More than a year after launching a new alliance aimed at boosting Madison Avenue’s ability to carve out audience niches in a manner similar to what is available online, the backers of the system have landed another teammate.
NBCUniversal will join “Open A.P.,” a platform offered by a consortium of media companies: Time Warner’s Turner; Viacom; and 21st Century Fox’s Fox Networks Group. The offering, which uses data from such providers as comScore and Nielsen and is operated and monitored by Accenture, allows advertisers to use a standard group of data sets when trying to define narrower segments of consumers, such as first-time car buyers, expectant mothers or avid moviegoers. Armed with reams of data about customer choice, viewer behavior and digital presence, Madison Avenue has grown more enchanted with “audience buying” deals that some blue-chip advertisers find more meaningful than the traditional parameters, which largely have to do with age and gender.
The Comcast-owned media conglomerate “took a wait-and-see attitude when this consortium was originally created,” said Krishan Bhatia, executive vice president of business operations and strategy at NBCUniversal, in an interview, but taking part now will help the industry start “coalescing around a scalable way of doing business.” NBCUniversal will join the board of “Open A.P.,” he said.
Under terms of the deal, NBCUniversal will license a proprietary data set of audience attributes that will aid in an advertiser’s ability to hone in on certain swaths of audience. The company will also license technology that supports the matching of data with audience, as well as Comcast TV-viewing data that will aid in determining how specific flights of commercials might be placed for best effect. The NBCU contributions will help build upon the data sets already available to clients who use “Open A.P.”
“With NBCUniversal aligning with the consortium, we are all accelerating the industry’s efforts in providing more premium scale to drive greater adoption of advanced audience targeting, while laying the groundwork for future innovation,” said Joe Marchese, Fox’s president of ad revenue; Donna Speciale , Turner’s president of ad sales; and Sean Moran, Viacom’s head of marketing and partner solutions, in a joint statement.

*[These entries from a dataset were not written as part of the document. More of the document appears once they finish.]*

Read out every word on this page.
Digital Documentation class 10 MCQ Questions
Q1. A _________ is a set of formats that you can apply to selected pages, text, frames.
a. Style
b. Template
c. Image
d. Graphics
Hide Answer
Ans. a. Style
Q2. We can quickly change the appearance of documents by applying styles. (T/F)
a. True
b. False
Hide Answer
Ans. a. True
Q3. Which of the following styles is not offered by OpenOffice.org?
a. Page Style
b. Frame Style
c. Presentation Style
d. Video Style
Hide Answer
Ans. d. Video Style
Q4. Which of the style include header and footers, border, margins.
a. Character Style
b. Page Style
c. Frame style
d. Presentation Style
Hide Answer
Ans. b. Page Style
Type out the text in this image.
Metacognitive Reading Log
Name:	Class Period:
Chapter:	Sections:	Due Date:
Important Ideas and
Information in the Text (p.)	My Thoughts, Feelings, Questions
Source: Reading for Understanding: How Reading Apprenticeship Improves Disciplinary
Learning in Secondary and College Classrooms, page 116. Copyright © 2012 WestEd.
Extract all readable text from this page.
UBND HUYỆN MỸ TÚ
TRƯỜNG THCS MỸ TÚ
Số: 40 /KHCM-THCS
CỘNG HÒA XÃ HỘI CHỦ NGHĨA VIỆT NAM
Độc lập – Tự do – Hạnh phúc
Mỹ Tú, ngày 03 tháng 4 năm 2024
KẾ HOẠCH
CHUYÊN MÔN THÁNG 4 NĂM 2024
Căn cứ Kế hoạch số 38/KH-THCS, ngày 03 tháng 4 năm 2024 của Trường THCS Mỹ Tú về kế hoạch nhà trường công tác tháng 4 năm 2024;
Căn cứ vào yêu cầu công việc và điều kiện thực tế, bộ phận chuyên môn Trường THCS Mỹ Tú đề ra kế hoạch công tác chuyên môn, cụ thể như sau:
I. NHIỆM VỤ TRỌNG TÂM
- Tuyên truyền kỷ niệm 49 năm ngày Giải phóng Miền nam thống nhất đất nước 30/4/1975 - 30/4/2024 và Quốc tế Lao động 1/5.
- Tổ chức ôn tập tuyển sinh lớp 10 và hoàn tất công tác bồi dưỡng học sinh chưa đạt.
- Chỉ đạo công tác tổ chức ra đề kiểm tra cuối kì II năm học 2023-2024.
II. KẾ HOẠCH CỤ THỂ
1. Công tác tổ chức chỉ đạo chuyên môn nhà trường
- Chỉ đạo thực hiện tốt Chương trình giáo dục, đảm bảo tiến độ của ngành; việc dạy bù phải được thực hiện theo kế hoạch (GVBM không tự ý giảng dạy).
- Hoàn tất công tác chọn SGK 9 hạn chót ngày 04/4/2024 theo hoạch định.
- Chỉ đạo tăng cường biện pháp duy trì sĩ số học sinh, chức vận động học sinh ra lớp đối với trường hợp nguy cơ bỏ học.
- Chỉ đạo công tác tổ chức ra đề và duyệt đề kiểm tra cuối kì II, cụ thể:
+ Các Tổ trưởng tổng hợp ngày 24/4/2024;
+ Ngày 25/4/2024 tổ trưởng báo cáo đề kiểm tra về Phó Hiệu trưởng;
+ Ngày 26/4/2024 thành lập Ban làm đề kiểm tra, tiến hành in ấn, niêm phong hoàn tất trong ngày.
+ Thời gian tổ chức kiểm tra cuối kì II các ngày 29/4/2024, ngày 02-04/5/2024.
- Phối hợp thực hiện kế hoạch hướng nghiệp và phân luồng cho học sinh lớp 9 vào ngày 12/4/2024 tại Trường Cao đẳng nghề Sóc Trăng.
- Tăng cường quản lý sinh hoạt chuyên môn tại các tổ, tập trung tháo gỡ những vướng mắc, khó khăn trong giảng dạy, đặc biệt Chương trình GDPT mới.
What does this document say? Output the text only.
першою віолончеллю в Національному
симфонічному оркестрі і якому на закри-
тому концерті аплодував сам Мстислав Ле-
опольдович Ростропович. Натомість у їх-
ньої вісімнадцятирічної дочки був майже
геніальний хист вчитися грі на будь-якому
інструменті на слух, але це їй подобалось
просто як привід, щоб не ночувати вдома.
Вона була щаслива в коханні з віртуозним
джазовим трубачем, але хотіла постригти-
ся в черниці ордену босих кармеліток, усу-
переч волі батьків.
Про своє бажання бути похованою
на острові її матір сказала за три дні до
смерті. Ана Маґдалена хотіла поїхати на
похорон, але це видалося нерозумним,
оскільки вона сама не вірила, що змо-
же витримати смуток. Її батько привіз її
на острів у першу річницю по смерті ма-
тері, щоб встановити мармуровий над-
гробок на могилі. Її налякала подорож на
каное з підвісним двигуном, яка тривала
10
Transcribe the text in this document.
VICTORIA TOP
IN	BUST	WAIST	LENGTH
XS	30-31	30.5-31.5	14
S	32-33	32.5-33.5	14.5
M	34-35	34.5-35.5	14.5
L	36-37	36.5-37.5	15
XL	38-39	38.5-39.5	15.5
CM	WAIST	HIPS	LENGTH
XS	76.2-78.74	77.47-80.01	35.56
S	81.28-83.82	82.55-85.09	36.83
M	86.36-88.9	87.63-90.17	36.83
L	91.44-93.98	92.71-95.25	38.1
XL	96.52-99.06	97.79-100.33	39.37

The companies’ ability to come together – albeit slowly – may prove crucial to the industry’s future. As audiences splinter around a growing number of video opportunities, the media industry is having a tough time keeping up with measuring viewership and charging for it. If the sector can’t devise a single methodology for counting the consumers viewing its content, it risks further fragmentation – a difficult thing to explain to national advertisers looking for seamless ways to reach their customers.
In the world of TV ad sales, such alliances are rare. The media companies typically try to sell their own ad inventory with proprietary methods, rather than joining together to goose each other’s work. At a time when TV networks are seeing ad dollars migrate to new forms of streaming video, however, they need to emulate the attributes that have attracted the hands that loosen Madison Avenue’s purse-strings.
Each company will continue to sell its own commercial time and space, but the wider participation in the “Open A.P.” technology means advertisers will be able to use defined sets of audience that apply across a greater section of the industry. The companies said their portfolios represent 50% of total TV inventory across national broadcast and cable entertainment.
Other media companies may be sniffing around “Open A.P.” CBS Corp., for instance, continues to discuss partnership opportunities with the alliance as well as other advanced advertising providers, according to a person familiar with the matter.
One sticking point for some media companies is the cost of taking part. Whether a company wishes to join the “Open A.P.” board or just take part in a less significant fashion, the price of membership is said to be significant.